The other nodded. "Certain. Though we're not sure why. Perhaps some virtue of the Elven trees. They say not even the Witch King himself dared to pass the gates of Fornost. He sent in his Hill Men to burn and loot while he lay outside, well away from even the
shadow of its walls.

Looking back through the gap Hurin saw the other two Rangers retreating at a measured pace, backwards, their faces still towards the hill behind which the last living Sergollim had vanished.

"They'll come pouring out again the minute Uncle's back is turned." the Brother explained almost casually. "But not while he's facing them with Belthronding in his hand!"

Hurin went to join his companions, dropping down between them onto a carpet of sweet scented golden petals beneath a mighty laurinque tree.
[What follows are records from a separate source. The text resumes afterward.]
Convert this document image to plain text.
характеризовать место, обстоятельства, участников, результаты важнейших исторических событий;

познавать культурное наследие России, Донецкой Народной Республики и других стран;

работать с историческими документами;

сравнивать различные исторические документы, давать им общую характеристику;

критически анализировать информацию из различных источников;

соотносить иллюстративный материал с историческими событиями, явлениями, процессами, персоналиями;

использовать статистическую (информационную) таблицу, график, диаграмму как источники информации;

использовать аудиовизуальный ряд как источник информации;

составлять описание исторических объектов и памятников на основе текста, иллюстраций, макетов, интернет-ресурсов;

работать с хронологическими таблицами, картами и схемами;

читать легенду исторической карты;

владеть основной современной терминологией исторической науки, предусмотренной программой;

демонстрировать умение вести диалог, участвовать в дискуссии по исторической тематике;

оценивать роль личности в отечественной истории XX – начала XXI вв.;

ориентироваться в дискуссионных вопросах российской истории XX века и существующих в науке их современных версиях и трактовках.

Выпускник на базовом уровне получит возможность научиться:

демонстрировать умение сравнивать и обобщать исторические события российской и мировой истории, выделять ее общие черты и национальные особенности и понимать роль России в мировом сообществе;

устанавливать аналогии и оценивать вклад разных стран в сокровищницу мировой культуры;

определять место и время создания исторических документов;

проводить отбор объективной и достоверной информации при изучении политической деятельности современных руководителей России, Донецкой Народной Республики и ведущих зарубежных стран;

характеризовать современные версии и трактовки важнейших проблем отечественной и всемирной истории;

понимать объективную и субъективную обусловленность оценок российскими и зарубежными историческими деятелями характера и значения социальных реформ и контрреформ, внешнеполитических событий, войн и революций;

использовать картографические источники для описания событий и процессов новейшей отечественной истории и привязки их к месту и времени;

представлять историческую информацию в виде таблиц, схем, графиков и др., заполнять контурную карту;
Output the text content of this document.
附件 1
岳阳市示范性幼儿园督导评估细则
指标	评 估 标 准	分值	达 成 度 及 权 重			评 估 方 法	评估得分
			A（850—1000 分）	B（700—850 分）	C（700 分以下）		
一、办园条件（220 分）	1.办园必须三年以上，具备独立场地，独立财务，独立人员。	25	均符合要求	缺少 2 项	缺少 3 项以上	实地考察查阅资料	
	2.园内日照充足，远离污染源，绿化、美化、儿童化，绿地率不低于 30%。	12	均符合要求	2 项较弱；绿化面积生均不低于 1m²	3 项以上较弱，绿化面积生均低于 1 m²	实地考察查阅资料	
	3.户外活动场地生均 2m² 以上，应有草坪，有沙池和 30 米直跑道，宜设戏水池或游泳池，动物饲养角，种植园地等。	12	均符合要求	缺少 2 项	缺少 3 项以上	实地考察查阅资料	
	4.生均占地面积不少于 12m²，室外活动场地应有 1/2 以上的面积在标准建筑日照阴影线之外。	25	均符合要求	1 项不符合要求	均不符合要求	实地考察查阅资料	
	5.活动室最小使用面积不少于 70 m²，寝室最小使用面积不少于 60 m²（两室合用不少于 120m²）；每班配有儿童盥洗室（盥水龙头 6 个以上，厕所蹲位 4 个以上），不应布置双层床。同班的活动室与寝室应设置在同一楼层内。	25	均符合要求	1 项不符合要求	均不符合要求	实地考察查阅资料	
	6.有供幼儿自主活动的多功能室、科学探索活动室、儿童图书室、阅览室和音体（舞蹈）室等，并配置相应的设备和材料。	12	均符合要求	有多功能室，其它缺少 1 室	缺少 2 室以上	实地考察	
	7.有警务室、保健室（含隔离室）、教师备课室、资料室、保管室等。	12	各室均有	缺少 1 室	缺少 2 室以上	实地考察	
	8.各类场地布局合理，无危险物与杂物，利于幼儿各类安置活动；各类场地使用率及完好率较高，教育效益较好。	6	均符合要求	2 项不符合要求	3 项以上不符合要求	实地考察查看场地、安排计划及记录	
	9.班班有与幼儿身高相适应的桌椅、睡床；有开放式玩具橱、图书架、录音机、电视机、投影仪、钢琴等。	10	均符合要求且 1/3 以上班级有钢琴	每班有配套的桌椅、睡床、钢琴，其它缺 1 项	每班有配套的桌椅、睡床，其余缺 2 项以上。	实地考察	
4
Then it struck him. "Cemendur, Hawkeye claimed to know nothing of the history of Fornost yet his nephew there was just
telling me tales of its fall."

He couldn't see the Councilor's wry smile but heard it in his voice. "Hawkeye was lying, Hurinya, and not very well. But then I doubt he's had much practice."

"I noticed those swords, and that bow." Rumil put in.

Cemendur nodded. "And I noticed despite his rustic accent Hawkeye pronounced my name correctly, and that his nephew used a Sindarin word for those creatures."

"But why try to deceive us?" Hurin asked bewildered.

"That we must discover." said the Councilor.